Its been our final week previewing SUGAR – and a week with diverse audiences, venues…

This morning on our final day, we performed to the women in prison. They had created one of the characters, a storyline that was one of the hardest, but the one in the most need of our audience’s ears.  It was without a doubt emotional, for the women and performers… the Worry Demon about, it’s a powerful piece with hard issues, and it’s based on real life experiences.  We spoke to some of the women who made the piece, heard their pride and read the comments recorded, all saying it was powerful and excellent – but it was too much for some, and this is something for us to reflect upon.

Rewind to last night, Thursday  and we’re in Benwell, at Riverside with 70 women wrapped around the show, all sharing their thoughts… ‘best yet’ and ‘it was so powerful’ and ‘if I knew before it was going to be about childhood sexual abuse I wouldn’t have come but I’m glad I did, and I will speak the truth too’. 
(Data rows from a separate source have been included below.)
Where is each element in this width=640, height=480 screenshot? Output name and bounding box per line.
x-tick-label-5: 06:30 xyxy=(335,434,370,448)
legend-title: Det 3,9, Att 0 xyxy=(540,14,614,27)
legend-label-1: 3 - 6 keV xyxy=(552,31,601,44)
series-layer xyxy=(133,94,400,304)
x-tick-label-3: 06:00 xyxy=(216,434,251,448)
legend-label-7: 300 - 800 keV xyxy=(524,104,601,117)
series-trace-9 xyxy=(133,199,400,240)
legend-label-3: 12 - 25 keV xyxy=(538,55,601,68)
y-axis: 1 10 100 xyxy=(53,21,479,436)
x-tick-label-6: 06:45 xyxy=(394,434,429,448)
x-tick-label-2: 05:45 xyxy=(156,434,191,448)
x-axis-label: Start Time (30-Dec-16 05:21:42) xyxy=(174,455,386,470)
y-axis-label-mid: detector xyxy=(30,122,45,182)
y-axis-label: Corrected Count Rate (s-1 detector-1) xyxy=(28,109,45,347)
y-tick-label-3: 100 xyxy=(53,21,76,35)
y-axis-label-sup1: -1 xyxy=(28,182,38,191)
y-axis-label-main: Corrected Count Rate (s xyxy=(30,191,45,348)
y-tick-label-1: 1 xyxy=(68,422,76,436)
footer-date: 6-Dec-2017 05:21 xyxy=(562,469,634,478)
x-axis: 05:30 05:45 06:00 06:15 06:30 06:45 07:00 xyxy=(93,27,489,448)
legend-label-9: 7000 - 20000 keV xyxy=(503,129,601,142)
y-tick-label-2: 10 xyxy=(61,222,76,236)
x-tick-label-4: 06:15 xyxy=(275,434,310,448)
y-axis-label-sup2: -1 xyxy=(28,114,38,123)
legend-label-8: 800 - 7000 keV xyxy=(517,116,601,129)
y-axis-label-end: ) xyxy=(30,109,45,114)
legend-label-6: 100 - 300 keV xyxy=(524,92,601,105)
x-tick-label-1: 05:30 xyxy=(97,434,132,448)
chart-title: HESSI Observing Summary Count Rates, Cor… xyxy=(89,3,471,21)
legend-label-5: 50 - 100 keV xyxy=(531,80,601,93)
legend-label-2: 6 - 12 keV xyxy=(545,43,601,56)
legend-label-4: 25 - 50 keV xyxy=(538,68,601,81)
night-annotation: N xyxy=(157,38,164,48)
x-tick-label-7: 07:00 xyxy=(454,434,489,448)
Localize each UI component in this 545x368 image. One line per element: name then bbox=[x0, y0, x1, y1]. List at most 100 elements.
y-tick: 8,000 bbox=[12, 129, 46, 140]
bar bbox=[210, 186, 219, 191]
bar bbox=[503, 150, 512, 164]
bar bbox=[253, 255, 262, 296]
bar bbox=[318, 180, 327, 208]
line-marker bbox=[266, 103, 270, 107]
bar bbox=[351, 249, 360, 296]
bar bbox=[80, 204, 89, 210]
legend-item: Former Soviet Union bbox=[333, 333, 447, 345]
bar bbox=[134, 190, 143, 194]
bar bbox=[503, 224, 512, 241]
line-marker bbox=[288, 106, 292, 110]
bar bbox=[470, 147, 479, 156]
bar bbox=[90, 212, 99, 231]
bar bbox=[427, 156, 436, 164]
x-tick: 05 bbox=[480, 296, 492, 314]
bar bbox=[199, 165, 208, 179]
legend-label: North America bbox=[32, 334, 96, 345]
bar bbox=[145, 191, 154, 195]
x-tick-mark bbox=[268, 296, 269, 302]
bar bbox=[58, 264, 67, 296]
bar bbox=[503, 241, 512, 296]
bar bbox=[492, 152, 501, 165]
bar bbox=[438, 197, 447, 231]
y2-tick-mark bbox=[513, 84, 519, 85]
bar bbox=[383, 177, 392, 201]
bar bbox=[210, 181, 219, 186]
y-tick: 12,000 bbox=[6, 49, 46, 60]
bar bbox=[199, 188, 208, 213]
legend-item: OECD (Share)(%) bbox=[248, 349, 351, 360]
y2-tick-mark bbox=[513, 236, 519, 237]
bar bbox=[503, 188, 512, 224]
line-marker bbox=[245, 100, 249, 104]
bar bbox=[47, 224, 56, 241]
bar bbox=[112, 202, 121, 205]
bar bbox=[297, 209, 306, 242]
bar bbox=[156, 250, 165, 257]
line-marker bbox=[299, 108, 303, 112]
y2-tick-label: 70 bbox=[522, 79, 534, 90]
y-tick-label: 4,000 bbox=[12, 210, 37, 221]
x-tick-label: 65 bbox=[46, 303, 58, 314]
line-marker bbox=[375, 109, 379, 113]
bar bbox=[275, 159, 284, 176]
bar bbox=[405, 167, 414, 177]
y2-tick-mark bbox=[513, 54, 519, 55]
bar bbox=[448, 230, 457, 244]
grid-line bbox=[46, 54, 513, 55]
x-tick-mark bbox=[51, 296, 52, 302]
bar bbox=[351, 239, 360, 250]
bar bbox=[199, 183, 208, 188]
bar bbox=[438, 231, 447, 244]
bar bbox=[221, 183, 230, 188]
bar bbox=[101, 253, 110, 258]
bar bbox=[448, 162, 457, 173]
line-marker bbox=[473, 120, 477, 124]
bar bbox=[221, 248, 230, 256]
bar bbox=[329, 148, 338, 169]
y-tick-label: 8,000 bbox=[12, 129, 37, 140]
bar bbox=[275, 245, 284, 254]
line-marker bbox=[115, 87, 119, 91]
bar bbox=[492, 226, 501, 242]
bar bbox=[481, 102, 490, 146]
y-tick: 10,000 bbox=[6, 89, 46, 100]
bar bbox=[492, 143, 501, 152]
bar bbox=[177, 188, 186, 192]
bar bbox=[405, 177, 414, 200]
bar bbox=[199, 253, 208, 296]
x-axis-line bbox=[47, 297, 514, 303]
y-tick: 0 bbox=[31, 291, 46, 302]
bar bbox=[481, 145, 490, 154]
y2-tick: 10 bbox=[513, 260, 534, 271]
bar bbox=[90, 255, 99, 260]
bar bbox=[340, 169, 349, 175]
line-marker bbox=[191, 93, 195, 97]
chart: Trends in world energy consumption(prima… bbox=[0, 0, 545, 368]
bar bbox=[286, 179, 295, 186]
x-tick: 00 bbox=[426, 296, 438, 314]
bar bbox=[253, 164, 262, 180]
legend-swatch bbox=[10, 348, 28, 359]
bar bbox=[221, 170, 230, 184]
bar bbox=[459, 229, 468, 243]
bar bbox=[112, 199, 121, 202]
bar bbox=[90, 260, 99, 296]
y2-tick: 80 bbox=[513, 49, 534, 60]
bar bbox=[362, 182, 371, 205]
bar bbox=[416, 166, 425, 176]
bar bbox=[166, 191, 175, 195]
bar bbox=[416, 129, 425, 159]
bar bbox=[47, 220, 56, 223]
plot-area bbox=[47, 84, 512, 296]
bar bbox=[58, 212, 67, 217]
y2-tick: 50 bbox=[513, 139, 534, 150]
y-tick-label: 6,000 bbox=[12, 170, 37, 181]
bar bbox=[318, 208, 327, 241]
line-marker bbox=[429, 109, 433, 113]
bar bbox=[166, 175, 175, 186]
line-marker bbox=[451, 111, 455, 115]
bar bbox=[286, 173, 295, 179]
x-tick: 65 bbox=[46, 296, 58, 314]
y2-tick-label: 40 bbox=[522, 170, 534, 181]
Wednesday our audience was Changing Lives, their workers and women, some our collaborators.  This show was dedicated to one of the women who had helped create Annie.  Post show discussion was once again food to take away.

Tuesday we were at Contact Theatre in Manchester, a matinee and evening performance, audiences full of friends, family, and full of love and support (that’s how it felt).  We also had the general public, other practitioners/actors/artists – we gathered feedback, critiques and support.

We had travelled down to Manchester the night before, on the Monday,  and performed to women from Direct Access hostel (in the hostel) to women who had created Tracy’s story.  This is where the Worry Demon popped up again, I thought it had gone, been banished.  It appeared when Tracy was talking about the agency worker turning her back, her attitude and the stone in the washing machine. I feared a worker was going to get the sack, for supporting the voice of the women, for exposing the need for women to be supported, given a cup of tea and care….but no, management liked/loved it, spot on – maybe the agency worker needs to worry!

This performance, as with the one on Wednesday, was dedicated to one of the women from the project.  We have lost two women on this project – we had asked both where do you see yourselves in five years, one saying she wished her mental health better, another that she could mend things between her and her sister….now no longer with us.

We end tonight with a 90+ strong audience at West End Women & Girls Centre.  Its been a roller coaster of a mini tour, a preview that has asked our audiences to tell us what they liked and what they would like more or less of. It’s been interesting, nerve wracking and brilliant.

The actors have been incredible, the task is not easy, three stories and at the same time one.  I’m really looking forward to this evening, then later reflecting on the feedback and impact.

We tour to celebrate International Women’s Day (last night someone said it wouldn’t be March if Open Clasp wasn’t touring).  SUGAR celebrates strength and reliance, but it also is a Call to Arms for change!